Your brain senses dangerous oxygen and carbon dioxide levels and briefly rouses you from sleep so that you can reopen your airway. This awakening is usually so brief that you don’t remember it.
This pattern can repeat itself five to 30 times or more each hour, all night long. These disruptions impair your ability to reach the desired deep, restful phases of sleep, and you’ll probably feel sleepy during your waking hours.
Risk Factors for Obstructive Sleep Apnea
- Being overweight – People who are obese have four times the risk of sleep apnea that people who are a normal weight people do. Fat deposits around your upper airway may obstruct your breathing. But not everyone who has sleep apnea is overweight.
- Male gender. Although, women can also get OSA. Men are twice as likely to have sleep apnea. However, women increase their risk if they’re overweight, and their risk also appears to rise after menopause.
- Neck size >17 inches in men, and >15 inches in women. People with thicker necks may have narrower airways. For men, the risk increases if neck circumference is 17 inches (43 centimeters) and larger. In women, the risk increases if neck circumference is 15 inches (38 centimeters) or more.
- Lung disease, atrial fibrillation and heart failure.
- Narrowed airway. You may have inherited a naturally narrow throat. Or, tonsils or adenoids may become enlarged and block the airway, particularly in children with sleep apnea.
- Family history. If you have family members with sleep apnea, you may be at increased risk.
- Increasing age. Sleep apnea occurs significantly more often in older adults.
- Anatomy and physiology of the airway.
- A decrease in tone of muscles holding airway open.
- Smoking. Smokers are three times more likely to have obstructive sleep apnea than are people who’ve never smoked. Smoking may increase the amount of inflammation and fluid retention in the upper airway. This risk likely drops after you quit smoking
- Scoliosis or muscle weakness.
- Sedating medicines and alcohol. These substances relax the muscles in your throat.
- TMJ and jaw pain.
- Bruxism (teeth grinding).
- Malformation of the orofacial area (misaligned teeth, jaw, palate).

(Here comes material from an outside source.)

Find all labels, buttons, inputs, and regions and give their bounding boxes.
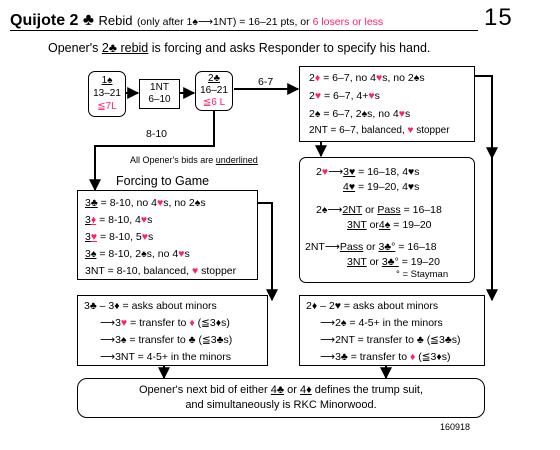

- Nasal congestion or obstruction. If you have difficulty breathing through your nose — whether it’s from an anatomical problem or allergies — you’re more likely to develop obstructive sleep apnea.
- Large tonsils and/or adenoids, having a “crowded throat”, a large tongue or small jaw.
- Hypothyroidism and certain other endocrine (hormonal) disorders.
- Progesterone/Estrogen deficiency.
Symptoms of Snoring / Obstructive Sleep Apnea
Below are listed several common symptoms of apnea. However, it is important to understand that symptoms of sleep apnea vary in their intensity. Plus, some patients have sleep apnea have very few symptoms.
- Excessive daytime fatigue/sleepiness.
- Memory problems.
- Weight change.
- Choking or gasping for breath while sleeping.
- Difficulty falling or staying asleep.
- Falling asleep while at work, while driving, or other inappropriate times.
- Fragmented, non-refreshing sleep.
- Morning headaches.
- Decreased sex drive.
- Irritability gastro-esophageal reflux.